Not as much as you might think!
This is one area where a SCREENPLAY is very different from a novel.
Your experience with your novel, no doubt, has taught you that long and detailed desriptions about your location adds to the story. In fact, novelists like James Mitchner could make the detail descriptions of location the whole STORY of his novels.
I see screenwriting as being more subtle. First: Formatting prevents long detailed description of settings. That is customarily left to people like Production Designers, Set Designers, Wardrobe/Costume Designers and most importantly THE DIRECTOR.
I see the SCREENWRITER'S job is to reflect that setting through the emotions and dialogue of his characters. For example a man coming out of a chilly rain is likely to be cranky. His answers are likely to be short, perhaps even sarcastic. That is an example of a character reflecting his setting.
A novelist might have three pages of description of how his character is walking in a swirling rain on a chilly night. In fact for those three pages the setting becomes BIGGER than the character.
I think the screenwriter MUST possess an understanding of his setting but I believe it is nowhere nearly as important to creating a good story as it is for the novelist. There are movies made where the setting is paramount.
The 2007 movie: ATONEMENT for EXAMPLE. In this case, I'm sure that the novel on which that movie was based was used by THE DIRECTOR to present those vivid settings. It is likely why so many good movies made today are made about novels.
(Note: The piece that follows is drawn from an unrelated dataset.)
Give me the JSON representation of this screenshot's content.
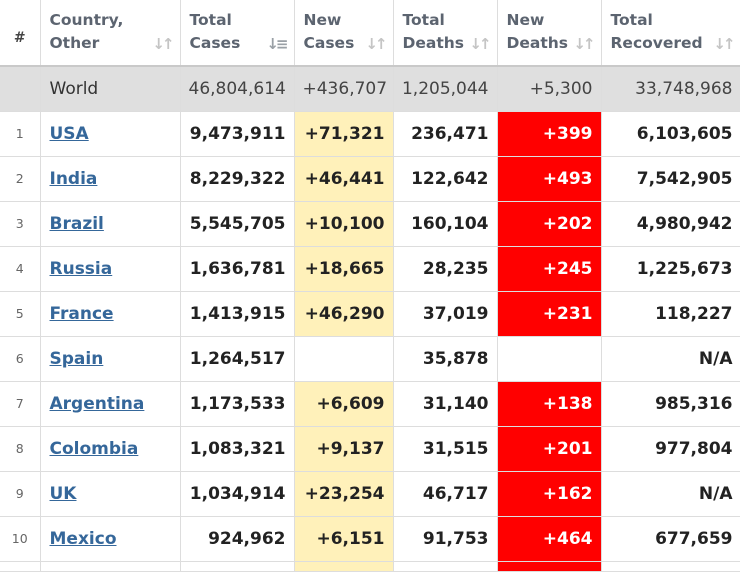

There is so much more information in a novel, that cannot be fit into a traditionally formatted screenplay.
I suspect once the decision to make the movie was made by The Producers and a Diredtor is chosen then the detail in the novel becomes an additional resource,
The novelist has license to ramble where the screenwriter is constrained by formatting.
JUST MY OPINION ~ GOOD LUCK! ~ WRITE ON!
"It's never too late to become what you might have been."